Independent benchmark challenges Anthropic Mythos supremacy in security detection
A June 2026 study suggests Anthropic’s restricted Mythos model is not uniquely superior in identifying security flaws, as cheaper alternatives like Qwen 3.6 and Gemma 4 demonstrate competitive results.
An independent analysis published on 23 June 2026 has questioned the exclusive status of Anthropic’s Mythos model, a large language model restricted from general public access due to its reported ability to detect complex security vulnerabilities. The study benchmarks Mythos against a wide array of competing models, including Qwen 3.6, Gemma 4, MiMo, DeepSeek, GPT 5.5, and Gemini 3.1 Pro, to assess their efficacy in identifying security flaws without prior knowledge of the specific bugs.
The author constructed a benchmark suite using a corpus of nine bugs previously identified by Mythos, verifying that top-tier models (such as Opus) could identify them when pointed directly at the code, to ensure the bugs were real and not in the models' training data.

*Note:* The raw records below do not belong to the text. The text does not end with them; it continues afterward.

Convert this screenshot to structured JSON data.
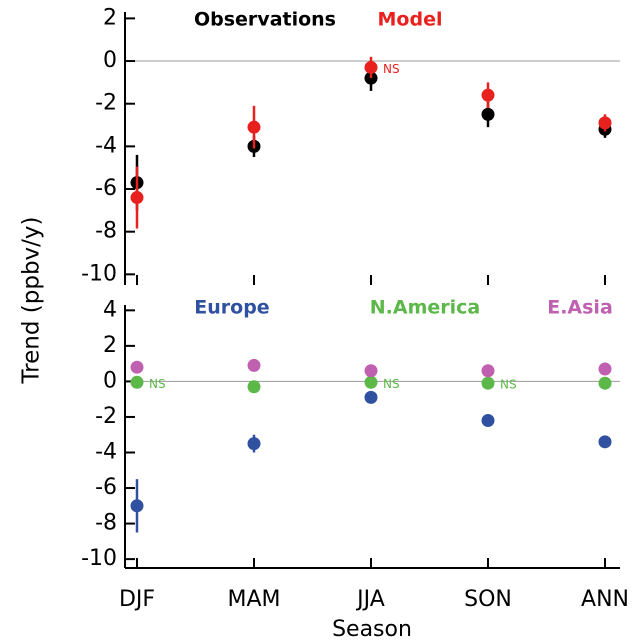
{
  "chart_data": [
    {
      "type": "errorbar",
      "ylabel": "Trend (ppbv/y)",
      "ylim": [
        -10.5,
        2.3
      ],
      "yticks": [
        2,
        0,
        -2,
        -4,
        -6,
        -8,
        -10
      ],
      "zero_line": true,
      "series": [
        {
          "name": "Observations",
          "color": "#000000",
          "values": [
            -5.7,
            -4.0,
            -0.8,
            -2.5,
            -3.2
          ],
          "errors": [
            1.3,
            0.5,
            0.6,
            0.6,
            0.4
          ]
        },
        {
          "name": "Model",
          "color": "#e8211e",
          "values": [
            -6.4,
            -3.1,
            -0.3,
            -1.6,
            -2.9
          ],
          "errors": [
            1.45,
            1.0,
            0.5,
            0.6,
            0.4
          ],
          "significance": [
            null,
            null,
            "NS",
            null,
            null
          ]
        }
      ]
    },
    {
      "type": "errorbar",
      "xlabel": "Season",
      "categories": [
        "DJF",
        "MAM",
        "JJA",
        "SON",
        "ANN"
      ],
      "ylim": [
        -10.5,
        4.3
      ],
      "yticks": [
        4,
        2,
        0,
        -2,
        -4,
        -6,
        -8,
        -10
      ],
      "zero_line": true,
      "series": [
        {
          "name": "Europe",
          "color": "#3050a0",
          "values": [
            -7.0,
            -3.5,
            -0.9,
            -2.2,
            -3.4
          ],
          "errors": [
            1.5,
            0.5,
            0.1,
            0.3,
            0.3
          ]
        },
        {
          "name": "N.America",
          "color": "#5cb848",
          "values": [
            -0.05,
            -0.3,
            -0.05,
            -0.1,
            -0.1
          ],
          "errors": [
            0.1,
            0.1,
            0.1,
            0.1,
            0.1
          ],
          "significance": [
            "NS",
            null,
            "NS",
            "NS",
            null
          ]
        },
        {
          "name": "E.Asia",
          "color": "#c060b0",
          "values": [
            0.8,
            0.9,
            0.6,
            0.6,
            0.7
          ],
          "errors": [
            0.1,
            0.1,
            0.1,
            0.1,
            0.1
          ]
        }
      ]
    }
  ]
}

The benchmark tested multiple models, including Qwen 3.6, Gemma 4, MiMo, DeepSeek, GPT 5.5, Gemini 3.1 Pro, Mistral Medium, and Laguna M.1, among others. Results indicated that while Mythos performed well, several other models demonstrated competitive performance at significantly lower costs. Specifically, Qwen 3.6, Gemma 4, MiMo, and DeepSeek were highlighted as cost-effective alternatives.
Gemini 3.5 Flash outperformed Gemini 3.1 Pro, finding one more target bug with fewer false positives, though its cost was comparable to larger models. Mistral Medium completely failed to find any known vulnerabilities, returning no results, which the author attributes to potential safety guardrails rather than incompetence. Haiku was noted for burning tokens at a prodigious rate (1.6M per case on average), making it inefficient despite its low price.
The author suspects Anthropic’s restriction of Mythos may be due to high operational costs and capacity constraints rather than solely security concerns. Open-source projects form the digital bedrock of the commercial software industry, yet their decentralized and poorly monitored structure often leads to insecure code. Vulnerabilities in open-source software can cascade into major problems for commercial codebases, as demonstrated by the log4j debacle several years ago.
Anthropic’s Mythos model is described as finding "really challenging security bugs" and is currently cordoned off from general users. The author previously built a tool called Nelson to automate bug hunting and noticed surprising differences in how effectively various models identify bugs. The study suggests that Mythos may not be uniquely superior in this domain and that public models can achieve similar results with adequate tools and time.